Some say the gap between the haves and the have-nots might not be so huge if Silicon Valley's high-tech executives and companies spread more of the wealth around.

The family of David and Lucile Salter Packard -- of computer giant Hewlett-Packard Co. fame -- is leading the charge, pledging $400 million in the coming year for environmental, social and educational organizations and projects, giving special consideration to Silicon Valley applicants.

But the Packards are an exception, said Tim Lenoir, who teaches the history of science and technology at Stanford University. "It is notoriously difficult to get people in the high-tech world to contribute," he said.

A survey by Community Foundation Silicon Valley found that giving as a percentage of pre-tax profits remained constant from 1994 to 1997 at just over 1 percent.

Last week, retired lithographer Paul Savage donated a sleeping bag to the Sacred Heart Community Service center for a giveaway of clothes, food and medical care.
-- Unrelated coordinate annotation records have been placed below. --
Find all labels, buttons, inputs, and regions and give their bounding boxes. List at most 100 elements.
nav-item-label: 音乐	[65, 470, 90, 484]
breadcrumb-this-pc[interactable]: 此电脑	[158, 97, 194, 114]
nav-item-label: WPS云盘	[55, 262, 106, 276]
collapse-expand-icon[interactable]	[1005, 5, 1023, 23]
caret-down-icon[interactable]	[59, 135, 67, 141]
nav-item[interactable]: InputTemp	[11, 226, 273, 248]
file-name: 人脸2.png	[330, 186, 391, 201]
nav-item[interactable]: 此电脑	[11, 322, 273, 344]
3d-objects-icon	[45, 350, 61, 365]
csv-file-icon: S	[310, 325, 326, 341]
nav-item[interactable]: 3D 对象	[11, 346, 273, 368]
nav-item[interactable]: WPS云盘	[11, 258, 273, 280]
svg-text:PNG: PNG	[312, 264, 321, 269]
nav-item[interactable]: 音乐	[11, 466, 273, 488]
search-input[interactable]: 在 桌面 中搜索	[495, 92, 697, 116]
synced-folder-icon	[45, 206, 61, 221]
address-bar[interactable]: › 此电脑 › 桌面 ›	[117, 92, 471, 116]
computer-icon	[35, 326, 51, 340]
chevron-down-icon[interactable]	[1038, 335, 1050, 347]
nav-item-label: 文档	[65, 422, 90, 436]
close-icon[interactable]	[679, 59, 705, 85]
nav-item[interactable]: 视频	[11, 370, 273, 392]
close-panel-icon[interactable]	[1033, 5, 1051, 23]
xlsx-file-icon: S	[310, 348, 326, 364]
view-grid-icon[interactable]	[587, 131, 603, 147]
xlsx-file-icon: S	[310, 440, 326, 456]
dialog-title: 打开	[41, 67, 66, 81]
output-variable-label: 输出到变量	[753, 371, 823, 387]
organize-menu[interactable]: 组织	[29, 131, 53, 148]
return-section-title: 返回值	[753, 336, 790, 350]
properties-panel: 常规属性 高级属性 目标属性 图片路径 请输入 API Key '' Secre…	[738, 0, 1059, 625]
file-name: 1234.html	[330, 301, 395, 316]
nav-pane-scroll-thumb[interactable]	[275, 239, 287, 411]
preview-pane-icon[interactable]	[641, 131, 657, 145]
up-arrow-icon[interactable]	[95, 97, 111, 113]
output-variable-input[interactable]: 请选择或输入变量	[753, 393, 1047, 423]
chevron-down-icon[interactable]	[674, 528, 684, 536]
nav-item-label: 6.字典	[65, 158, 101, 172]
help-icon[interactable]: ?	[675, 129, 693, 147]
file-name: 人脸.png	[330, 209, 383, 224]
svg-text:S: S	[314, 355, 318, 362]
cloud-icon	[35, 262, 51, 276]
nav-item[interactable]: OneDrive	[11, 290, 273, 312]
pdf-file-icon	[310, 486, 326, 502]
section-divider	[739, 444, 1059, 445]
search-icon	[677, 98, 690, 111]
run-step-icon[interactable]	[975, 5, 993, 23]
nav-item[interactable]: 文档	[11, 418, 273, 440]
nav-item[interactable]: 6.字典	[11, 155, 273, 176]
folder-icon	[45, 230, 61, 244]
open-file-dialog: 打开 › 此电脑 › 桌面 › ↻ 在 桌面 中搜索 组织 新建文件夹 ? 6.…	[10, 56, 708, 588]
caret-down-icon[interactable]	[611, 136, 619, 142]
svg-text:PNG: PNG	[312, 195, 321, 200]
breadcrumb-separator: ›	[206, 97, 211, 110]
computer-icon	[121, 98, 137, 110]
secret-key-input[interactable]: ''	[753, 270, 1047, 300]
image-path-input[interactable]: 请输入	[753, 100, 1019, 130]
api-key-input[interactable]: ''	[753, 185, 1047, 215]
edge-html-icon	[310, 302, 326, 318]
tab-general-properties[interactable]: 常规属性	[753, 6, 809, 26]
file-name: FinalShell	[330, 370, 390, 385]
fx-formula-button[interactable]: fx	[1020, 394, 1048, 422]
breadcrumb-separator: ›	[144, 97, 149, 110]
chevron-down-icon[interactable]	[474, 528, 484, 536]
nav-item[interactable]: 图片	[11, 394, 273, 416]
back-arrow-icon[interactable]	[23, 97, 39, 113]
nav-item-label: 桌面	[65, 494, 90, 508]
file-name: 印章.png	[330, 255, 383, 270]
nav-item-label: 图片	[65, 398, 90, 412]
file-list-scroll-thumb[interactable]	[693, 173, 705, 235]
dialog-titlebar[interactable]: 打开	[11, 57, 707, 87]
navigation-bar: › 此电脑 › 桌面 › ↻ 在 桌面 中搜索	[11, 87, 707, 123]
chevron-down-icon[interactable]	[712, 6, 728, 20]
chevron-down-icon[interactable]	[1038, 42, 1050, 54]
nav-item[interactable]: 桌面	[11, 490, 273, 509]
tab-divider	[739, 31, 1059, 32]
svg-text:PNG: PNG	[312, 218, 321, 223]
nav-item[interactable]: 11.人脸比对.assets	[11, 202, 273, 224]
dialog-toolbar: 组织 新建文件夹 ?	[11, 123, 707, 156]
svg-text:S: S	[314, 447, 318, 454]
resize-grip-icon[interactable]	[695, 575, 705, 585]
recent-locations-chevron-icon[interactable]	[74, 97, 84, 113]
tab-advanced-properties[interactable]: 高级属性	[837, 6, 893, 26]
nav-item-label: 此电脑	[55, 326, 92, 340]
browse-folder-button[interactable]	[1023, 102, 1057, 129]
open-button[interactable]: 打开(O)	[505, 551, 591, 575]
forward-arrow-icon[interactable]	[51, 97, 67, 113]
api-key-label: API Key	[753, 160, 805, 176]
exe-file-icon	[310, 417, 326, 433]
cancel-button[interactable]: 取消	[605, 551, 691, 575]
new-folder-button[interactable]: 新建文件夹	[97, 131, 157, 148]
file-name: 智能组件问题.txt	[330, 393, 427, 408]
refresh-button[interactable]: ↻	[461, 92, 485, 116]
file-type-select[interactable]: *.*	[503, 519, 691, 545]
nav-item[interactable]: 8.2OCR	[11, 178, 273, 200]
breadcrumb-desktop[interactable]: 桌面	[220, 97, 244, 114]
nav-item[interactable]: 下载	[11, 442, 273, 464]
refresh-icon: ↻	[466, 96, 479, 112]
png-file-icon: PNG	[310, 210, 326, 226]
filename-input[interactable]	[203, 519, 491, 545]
The free child care center was filled. So were the computer classes.

"The rich just don't share," Savage said as people lined up for free groceries. "There are people making $100,000 to $200,000 a year in this town and they don't share anything."

Ms. Tort picked up the sleeping bag and showed it to her 2-year-old son, Anthony.

"You like it, son?" she asked.

He nodded.

"OK," she said. "This can be your bed."